Projekt 37 – Programmieren mit Fischertechnik

Automatisierte Schranken, fahrende Roboter und noch viel mehr: Im Physikraum stehen 10 Schüler den unterschiedlichsten Aufgaben gegenüber: Mit „Fischer Technik“-Kästen aus der Schule sollen die Schüler unter der Leitung von Lennert G. näher an die Robotertechnik und an programmierte, automatisierte Prozesse herangeführt werden. Die Teile aus dem Baukasten sollen mit beigeführten Anleitungen wie bei der berühmten Marke Lego zusammengesetzt werden, nur dass am Ende dann ein fertiger Roboter vor einem steht.

Am ersten Tag sollten die Schüler sich vorerst mit der Technik selbst vertraut machen. Dazu bauten sie automatisierte Schranken, die auf Knopfdruck öffneten und sich durch eine Lichtschranke schließen ließen.

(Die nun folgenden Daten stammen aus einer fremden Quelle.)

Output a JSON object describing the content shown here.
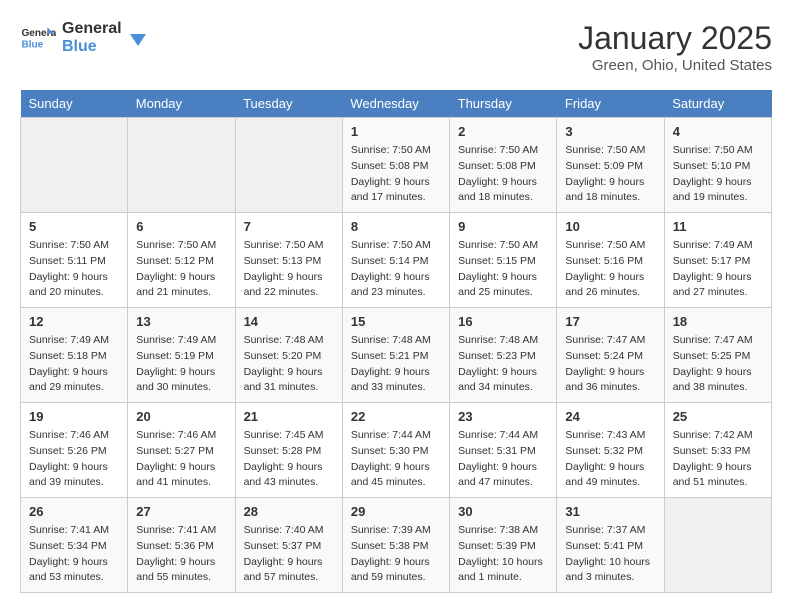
{
  "logo": {
    "line1": "General",
    "line2": "Blue"
  },
  "title": "January 2025",
  "subtitle": "Green, Ohio, United States",
  "weekdays": [
    "Sunday",
    "Monday",
    "Tuesday",
    "Wednesday",
    "Thursday",
    "Friday",
    "Saturday"
  ],
  "weeks": [
    [
      {
        "day": "",
        "info": ""
      },
      {
        "day": "",
        "info": ""
      },
      {
        "day": "",
        "info": ""
      },
      {
        "day": "1",
        "info": "Sunrise: 7:50 AM\nSunset: 5:08 PM\nDaylight: 9 hours\nand 17 minutes."
      },
      {
        "day": "2",
        "info": "Sunrise: 7:50 AM\nSunset: 5:08 PM\nDaylight: 9 hours\nand 18 minutes."
      },
      {
        "day": "3",
        "info": "Sunrise: 7:50 AM\nSunset: 5:09 PM\nDaylight: 9 hours\nand 18 minutes."
      },
      {
        "day": "4",
        "info": "Sunrise: 7:50 AM\nSunset: 5:10 PM\nDaylight: 9 hours\nand 19 minutes."
      }
    ],
    [
      {
        "day": "5",
        "info": "Sunrise: 7:50 AM\nSunset: 5:11 PM\nDaylight: 9 hours\nand 20 minutes."
      },
      {
        "day": "6",
        "info": "Sunrise: 7:50 AM\nSunset: 5:12 PM\nDaylight: 9 hours\nand 21 minutes."
      },
      {
        "day": "7",
        "info": "Sunrise: 7:50 AM\nSunset: 5:13 PM\nDaylight: 9 hours\nand 22 minutes."
      },
      {
        "day": "8",
        "info": "Sunrise: 7:50 AM\nSunset: 5:14 PM\nDaylight: 9 hours\nand 23 minutes."
      },
      {
        "day": "9",
        "info": "Sunrise: 7:50 AM\nSunset: 5:15 PM\nDaylight: 9 hours\nand 25 minutes."
      },
      {
        "day": "10",
        "info": "Sunrise: 7:50 AM\nSunset: 5:16 PM\nDaylight: 9 hours\nand 26 minutes."
      },
      {
        "day": "11",
        "info": "Sunrise: 7:49 AM\nSunset: 5:17 PM\nDaylight: 9 hours\nand 27 minutes."
      }
    ],
    [
      {
        "day": "12",
        "info": "Sunrise: 7:49 AM\nSunset: 5:18 PM\nDaylight: 9 hours\nand 29 minutes."
      },
      {
        "day": "13",
        "info": "Sunrise: 7:49 AM\nSunset: 5:19 PM\nDaylight: 9 hours\nand 30 minutes."
      },
      {
        "day": "14",
        "info": "Sunrise: 7:48 AM\nSunset: 5:20 PM\nDaylight: 9 hours\nand 31 minutes."
      },
      {
        "day": "15",
        "info": "Sunrise: 7:48 AM\nSunset: 5:21 PM\nDaylight: 9 hours\nand 33 minutes."
      },
      {
        "day": "16",
        "info": "Sunrise: 7:48 AM\nSunset: 5:23 PM\nDaylight: 9 hours\nand 34 minutes."
      },
      {
        "day": "17",
        "info": "Sunrise: 7:47 AM\nSunset: 5:24 PM\nDaylight: 9 hours\nand 36 minutes."
      },
      {
        "day": "18",
        "info": "Sunrise: 7:47 AM\nSunset: 5:25 PM\nDaylight: 9 hours\nand 38 minutes."
      }
    ],
    [
      {
        "day": "19",
        "info": "Sunrise: 7:46 AM\nSunset: 5:26 PM\nDaylight: 9 hours\nand 39 minutes."
      },
      {
        "day": "20",
        "info": "Sunrise: 7:46 AM\nSunset: 5:27 PM\nDaylight: 9 hours\nand 41 minutes."
      },
      {
        "day": "21",
        "info": "Sunrise: 7:45 AM\nSunset: 5:28 PM\nDaylight: 9 hours\nand 43 minutes."
      },
      {
        "day": "22",
        "info": "Sunrise: 7:44 AM\nSunset: 5:30 PM\nDaylight: 9 hours\nand 45 minutes."
      },
      {
        "day": "23",
        "info": "Sunrise: 7:44 AM\nSunset: 5:31 PM\nDaylight: 9 hours\nand 47 minutes."
      },
      {
        "day": "24",
        "info": "Sunrise: 7:43 AM\nSunset: 5:32 PM\nDaylight: 9 hours\nand 49 minutes."
      },
      {
        "day": "25",
        "info": "Sunrise: 7:42 AM\nSunset: 5:33 PM\nDaylight: 9 hours\nand 51 minutes."
      }
    ],
    [
      {
        "day": "26",
        "info": "Sunrise: 7:41 AM\nSunset: 5:34 PM\nDaylight: 9 hours\nand 53 minutes."
      },
      {
        "day": "27",
        "info": "Sunrise: 7:41 AM\nSunset: 5:36 PM\nDaylight: 9 hours\nand 55 minutes."
      },
      {
        "day": "28",
        "info": "Sunrise: 7:40 AM\nSunset: 5:37 PM\nDaylight: 9 hours\nand 57 minutes."
      },
      {
        "day": "29",
        "info": "Sunrise: 7:39 AM\nSunset: 5:38 PM\nDaylight: 9 hours\nand 59 minutes."
      },
      {
        "day": "30",
        "info": "Sunrise: 7:38 AM\nSunset: 5:39 PM\nDaylight: 10 hours\nand 1 minute."
      },
      {
        "day": "31",
        "info": "Sunrise: 7:37 AM\nSunset: 5:41 PM\nDaylight: 10 hours\nand 3 minutes."
      },
      {
        "day": "",
        "info": ""
      }
    ]
  ]
}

Am zweiten Tag wurde es schon ein wenig schwieriger: Die Teilnehmer des Projektes mussten einen fahrenden Roboter bauen und dazu auch den Code programmieren. Das gelingt Dank der mitgelieferten Software von Fischer Technik den meisten sehr leicht.

(MK)

Projekt 38 – 3D-Druck

Im Raum Informatik 2 sieht man ein eher ungewöhnliches Projekt für ein Schulfest: 11 Schüler sitzen jeweils einzeln an ihren Computern und erstellen bestimmte Dateien, die dann später auf vier verschiedenen 3D-Druckern gedruckt werden (zwei vom Kurfürst-Balduin Gymnasium, zwei private Geräte). So begannen sie am ersten Tag zunächst, um sich dem 3D-Druck anzunähern, damit, kleine Spielwürfel und Schlüsselanhänger mit ihrem Namen zu entwerfen. Für den zweiten Tag sollen sie sich eigene Projekte ausdenken, die die Schüler im Alltag unterstützen können, wie z. B. einen Schlüsselhalter oder eine Art „Stiftebox“. Außerdem sollen sich Projekte ausgedacht werden, die auf dem Schulfest ausgestellt bzw. auch verkauft werden sollen.

Die Leiter des Projekts (Nils B., Niklas J. und Paul M.) sind sehr zufrieden mit der Leistung der Schüler: „Durch ein spezielles Programm namens „Tinkercad“ zum Erlernen des 3D-Drucks, führen wir die Schüler näher an den sonst so komplizierten Aufwand […]. Sie sollen möglichst viel selbst machen.“ (Nils zeigt auf zwei Schüler, die aus dem Drucker zwei verschiedene Würfel entnehmen).